Just a day after the swearing-in of the 300 MPs elected to Greece’s Parliament in the May 6 elections, the House was dissolved on Friday to pave the way for fresh polls on June 17, with political parties already forming their strategies and seeking alliances. In the camp of conservative New Democracy, sources said officials were planning to ratchet up the rhetoric vis-a-vis the Coalition of the Radical Left (SYRIZA) by confronting voters with the “euro or drachma” dilemma, emphasizing that the leftist party’s insistence on rejecting Greece’s debt deal with its creditors was putting the country’s future in the eurozone at risk.
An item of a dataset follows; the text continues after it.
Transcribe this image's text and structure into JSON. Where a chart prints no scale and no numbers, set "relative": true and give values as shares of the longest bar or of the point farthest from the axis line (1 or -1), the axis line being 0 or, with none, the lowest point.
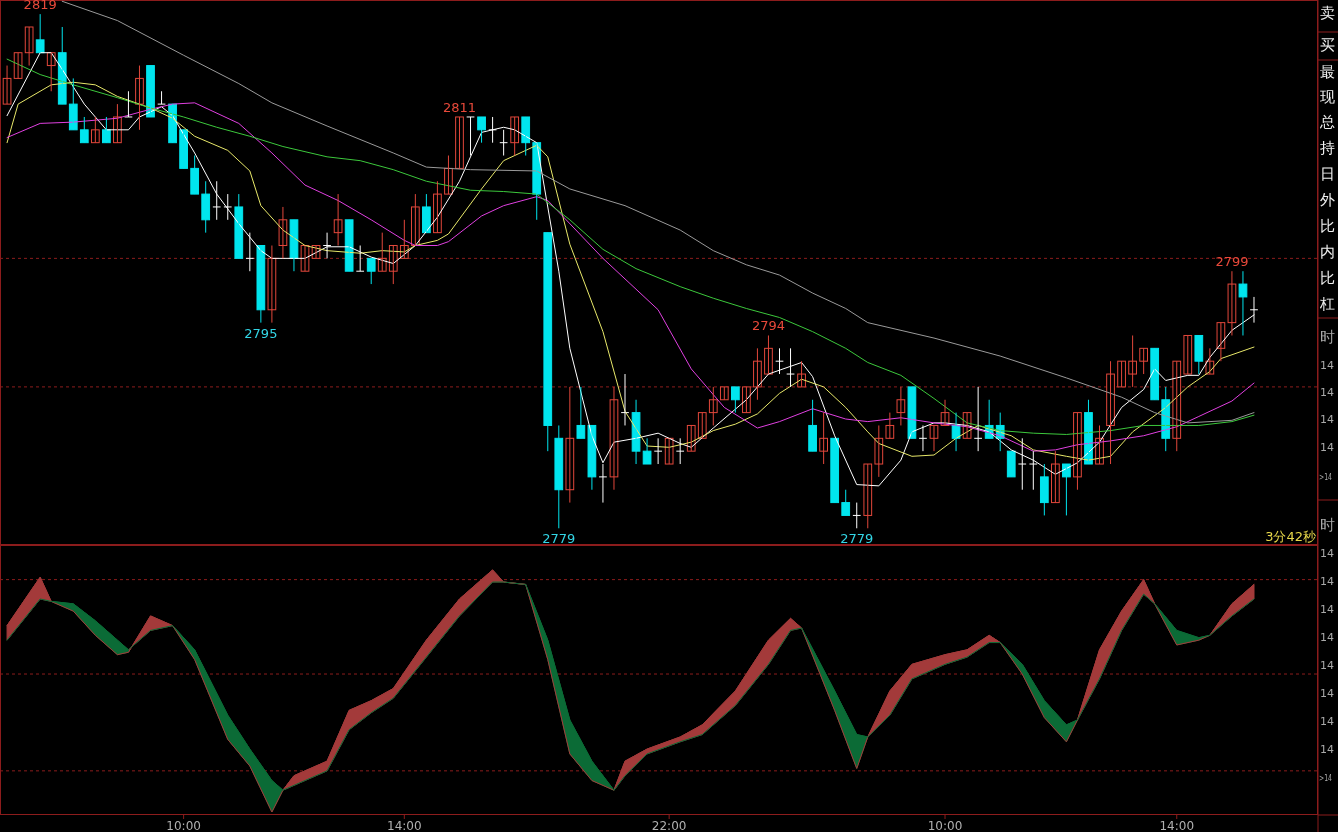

Buoyed by the results of a new opinion poll showing ND to have inched ahead of the ascendant SYRIZA, the conservative party is expected to intensify its attack on the leftist group, insisting ND is the only party that can successfully renegotiate the debt deal with foreign creditors as party leader Antonis Samaras had been the first to propose an overhaul of the terms of the agreement.
For his part, SYRIZA leader Alexis Tsipras accused ND and socialist PASOK -- the two parties that signed the debt deal -- of “scaremongering” with their threats of a possible Greek exit from the eurozone. In an interview with The Wall Street Journal, Tsipras said Greece and its creditors should make certain concessions to keep Greece in the euro. PASOK, which paid the steepest political price for its pro-bailout stance, is planning to appeal to Greeks who did not vote in the May 6 polls and to draw back traditional supporters.
A new opinion poll, carried out by the firm Marc for Alpha TV, shows ND inching ahead of SYRIZA, with the conservatives garnering 23.1 percent, the leftist party 21 percent and PASOK 13.2 percent.